The training camp subplot is also another strong point for this one, and it's interesting (or, not too surprising?) that you also love 6, which was the only entry after this one to deal with the CAMP part of Camp Crystal Lake, as the others just had a bunch of kids coming there to party. I was quite disappointed that the remake opted to go with the latter route - these sort of camps do still exist but it seems the idea of setting a modern horror film in one hasn't crossed anyone's mind, with the dubious exception of Return To Sleepaway Camp.

And yes, the FX here aren't quite up to par, and it doesn't help that I'm not a big fan of The Burning (Savini's FX are pretty much the only thing about it I enjoy). Some of the kills are just ludicrous too - Ralph's doesn't even make sense if you look at it closely (was the tree only 6 feet tall?). Many of them were spoiled in the film's silly trailer too, which took the "the body count continues..." tagline to an extreme by recycling the "countdown" from the first film's trailer, but added a few deaths to that film's count. Which makes it a pretty lousy trailer as well, because it says that this movie only has 10 deaths (which is true) whereas the original is given a count of 13 (which is exaggerated). Who would be excited for a sequel with a lower body count, especially in 1981 when these things were hitting theaters every week?

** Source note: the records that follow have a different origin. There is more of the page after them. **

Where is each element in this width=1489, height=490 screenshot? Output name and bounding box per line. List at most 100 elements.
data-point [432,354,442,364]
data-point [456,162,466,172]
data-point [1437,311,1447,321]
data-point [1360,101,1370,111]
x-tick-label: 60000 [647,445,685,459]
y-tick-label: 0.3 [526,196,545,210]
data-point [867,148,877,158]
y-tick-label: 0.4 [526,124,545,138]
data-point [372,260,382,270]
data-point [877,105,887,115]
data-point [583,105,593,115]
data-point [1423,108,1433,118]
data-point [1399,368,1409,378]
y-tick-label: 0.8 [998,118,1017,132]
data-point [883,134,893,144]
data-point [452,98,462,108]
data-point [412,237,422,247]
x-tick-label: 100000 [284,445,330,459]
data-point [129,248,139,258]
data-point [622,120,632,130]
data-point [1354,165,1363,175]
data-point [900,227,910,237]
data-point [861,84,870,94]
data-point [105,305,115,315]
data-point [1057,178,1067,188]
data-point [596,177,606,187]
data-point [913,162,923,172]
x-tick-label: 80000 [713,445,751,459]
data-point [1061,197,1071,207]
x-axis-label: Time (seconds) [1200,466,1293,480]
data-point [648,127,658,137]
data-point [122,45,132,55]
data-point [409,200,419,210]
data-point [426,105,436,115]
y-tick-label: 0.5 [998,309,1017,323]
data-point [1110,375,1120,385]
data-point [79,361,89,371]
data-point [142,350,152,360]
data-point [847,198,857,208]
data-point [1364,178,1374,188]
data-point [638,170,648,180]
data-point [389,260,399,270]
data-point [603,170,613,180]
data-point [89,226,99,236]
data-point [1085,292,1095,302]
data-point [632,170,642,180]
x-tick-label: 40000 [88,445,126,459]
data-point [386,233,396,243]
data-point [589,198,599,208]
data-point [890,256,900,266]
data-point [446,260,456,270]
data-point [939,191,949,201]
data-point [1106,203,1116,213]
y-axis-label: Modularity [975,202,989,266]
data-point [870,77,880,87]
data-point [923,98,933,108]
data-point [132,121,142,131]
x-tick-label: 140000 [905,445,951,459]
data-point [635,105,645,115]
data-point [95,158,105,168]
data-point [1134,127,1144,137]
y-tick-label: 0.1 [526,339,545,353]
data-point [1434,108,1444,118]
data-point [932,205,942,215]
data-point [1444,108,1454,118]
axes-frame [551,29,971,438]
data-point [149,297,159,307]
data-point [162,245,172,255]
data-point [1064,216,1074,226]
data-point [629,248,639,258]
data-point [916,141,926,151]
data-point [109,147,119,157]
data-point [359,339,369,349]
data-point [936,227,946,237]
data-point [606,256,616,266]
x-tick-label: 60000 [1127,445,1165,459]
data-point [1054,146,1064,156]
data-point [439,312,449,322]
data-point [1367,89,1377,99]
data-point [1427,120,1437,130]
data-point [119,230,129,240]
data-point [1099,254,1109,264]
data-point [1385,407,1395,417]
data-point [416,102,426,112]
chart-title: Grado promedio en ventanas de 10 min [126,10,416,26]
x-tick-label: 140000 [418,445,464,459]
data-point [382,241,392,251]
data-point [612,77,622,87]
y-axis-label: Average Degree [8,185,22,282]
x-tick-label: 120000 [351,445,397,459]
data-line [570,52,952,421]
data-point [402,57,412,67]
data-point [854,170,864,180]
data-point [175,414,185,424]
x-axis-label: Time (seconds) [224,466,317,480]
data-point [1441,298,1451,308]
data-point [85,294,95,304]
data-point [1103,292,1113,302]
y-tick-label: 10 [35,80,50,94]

Anyway, I think we've covered this one enough for now. I might take you up on that offer to discuss Jason Lives in the future, as it's also top tier Friday movie in my eyes (I do love 4 the most though, natch), but at this point I kind of want to hear from someone who DOESN'T like this entry (maybe Mr. Faraci himself?), because if anything your points have made me like the movie even more, rendering me even more confused that a fan of the series wouldn't be into it. Good work, Mr. Bowen!

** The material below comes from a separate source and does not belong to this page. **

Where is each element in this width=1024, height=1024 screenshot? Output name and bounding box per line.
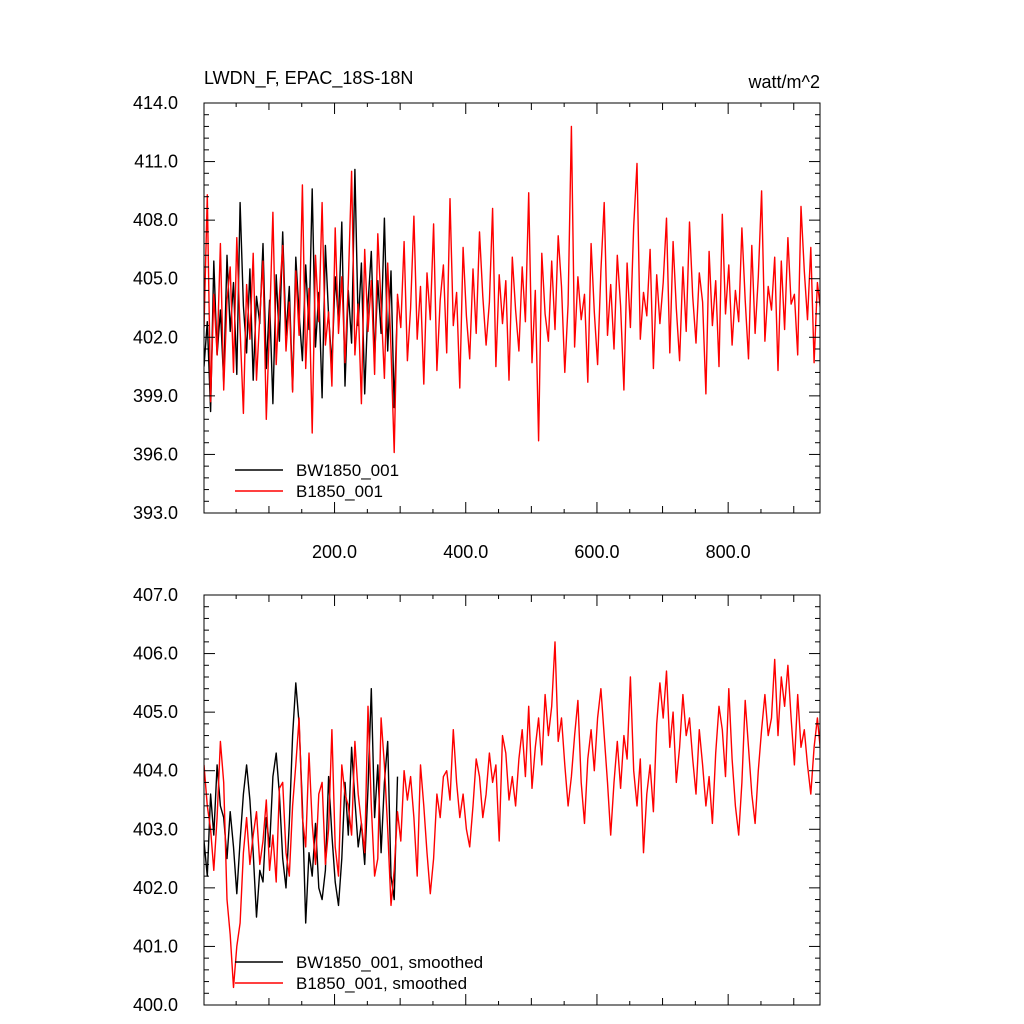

AJ: I'm surprised to hear you don't care for The Burning - or not, as is the case with most of these things: I'm Coke, you're Pepsi. I get it. I think the 1st 2/3 of that movie is stellar but the 3rd act needs a total overhaul. At any rate, it is indeed a Christmas miracle we can both love a movie together - this means that you finally exhibited good taste about something, so congrats. Yes, we must discuss Jason Lives, the one with no nudity, and the predecessor of Scream. And yes, I too would love to hear what Devin has to say about this entry. Devin, you don't like part 2?

Happy "Garbage Day"! Happy early last year of all time! Cheers!

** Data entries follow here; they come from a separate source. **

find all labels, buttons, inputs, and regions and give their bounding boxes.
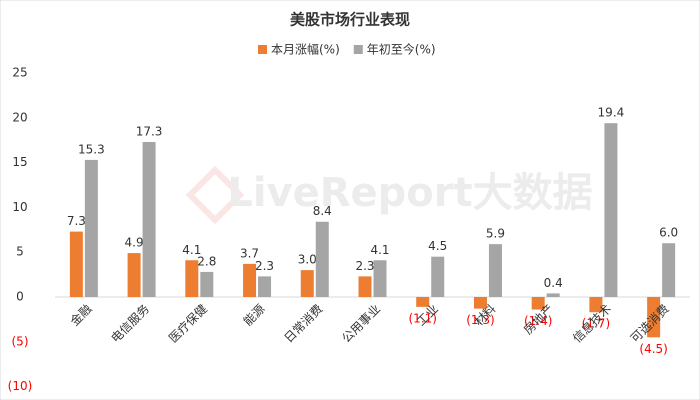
bar bbox=[243, 263, 257, 297]
value-label: 6.0 bbox=[659, 226, 678, 240]
bar bbox=[488, 244, 502, 297]
legend-swatch bbox=[353, 45, 363, 54]
value-label: 2.3 bbox=[255, 259, 274, 273]
bar bbox=[84, 159, 98, 297]
bar bbox=[373, 260, 387, 297]
chart-title: 美股市场行业表现 bbox=[290, 11, 410, 29]
bar bbox=[315, 221, 329, 297]
bar bbox=[69, 231, 83, 297]
bar bbox=[531, 297, 545, 310]
value-label: 3.7 bbox=[240, 246, 259, 260]
value-label: (1.3) bbox=[466, 313, 494, 327]
y-tick-label: 10 bbox=[12, 200, 27, 214]
bar bbox=[431, 256, 445, 297]
bar bbox=[142, 141, 156, 297]
value-label: 7.3 bbox=[67, 214, 86, 228]
bar bbox=[662, 243, 676, 297]
y-tick-label: 0 bbox=[16, 290, 24, 304]
watermark-logo bbox=[185, 165, 245, 225]
bar bbox=[589, 297, 603, 313]
value-label: 5.9 bbox=[486, 227, 505, 241]
y-tick-label: 5 bbox=[16, 245, 24, 259]
value-label: 0.4 bbox=[544, 276, 563, 290]
value-label: (4.5) bbox=[639, 342, 667, 356]
legend-label: 本月涨幅(%) bbox=[271, 42, 340, 57]
y-tick-label: 25 bbox=[12, 66, 27, 80]
value-label: (1.1) bbox=[409, 311, 437, 325]
value-label: 3.0 bbox=[298, 253, 317, 267]
value-label: 4.1 bbox=[370, 243, 389, 257]
bar bbox=[546, 293, 560, 297]
bar bbox=[258, 276, 272, 297]
value-label: 8.4 bbox=[313, 204, 332, 218]
legend-label: 年初至今(%) bbox=[367, 42, 436, 57]
bar bbox=[200, 271, 214, 297]
value-label: 4.9 bbox=[125, 236, 144, 250]
value-label: (1.7) bbox=[582, 317, 610, 331]
value-label: 2.3 bbox=[355, 259, 374, 273]
value-label: 15.3 bbox=[78, 142, 105, 156]
y-tick-label: 15 bbox=[12, 155, 27, 169]
value-label: 2.8 bbox=[197, 254, 216, 268]
bar bbox=[473, 297, 487, 309]
bar bbox=[300, 270, 314, 297]
watermark: LiveReport大数据 bbox=[227, 170, 592, 216]
y-tick-label: 20 bbox=[12, 110, 27, 124]
bar bbox=[127, 253, 141, 297]
y-tick-label: (5) bbox=[12, 334, 29, 348]
bar bbox=[604, 123, 618, 298]
bar bbox=[185, 260, 199, 297]
bar bbox=[416, 297, 430, 307]
value-label: 19.4 bbox=[598, 106, 625, 120]
value-label: 17.3 bbox=[136, 124, 163, 138]
bar bbox=[358, 276, 372, 297]
value-label: (1.4) bbox=[524, 314, 552, 328]
y-tick-label: (10) bbox=[8, 379, 33, 393]
value-label: 4.5 bbox=[428, 239, 447, 253]
bar bbox=[647, 297, 661, 338]
legend-swatch bbox=[258, 45, 267, 54]
value-label: 4.1 bbox=[182, 243, 201, 257]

BC: Thanks again for taking the time to discuss a 30 year old slasher movie with me. I owe you a Coke.

Note from Devin: How come I've never been invited to do a Terror Team-Up (maybe I have and just forgot about it. I do that)? You're right, Brian, Part 2 isn't one of my favorite F13 films, largely because it's so much a retread of the first. Also, I really don't like redneck retard Jason; there are elements, like the shrine at the shack, that I quite like, but in general I prefer him when he's an unstoppable force of pure killing. I also can't get past the opening, which has Jason apparently taking a bus or a plane out of Crystal Lake to get his first kill. I know getting tied up in logic with these movies is a stupid thing to do, but I can never get past that.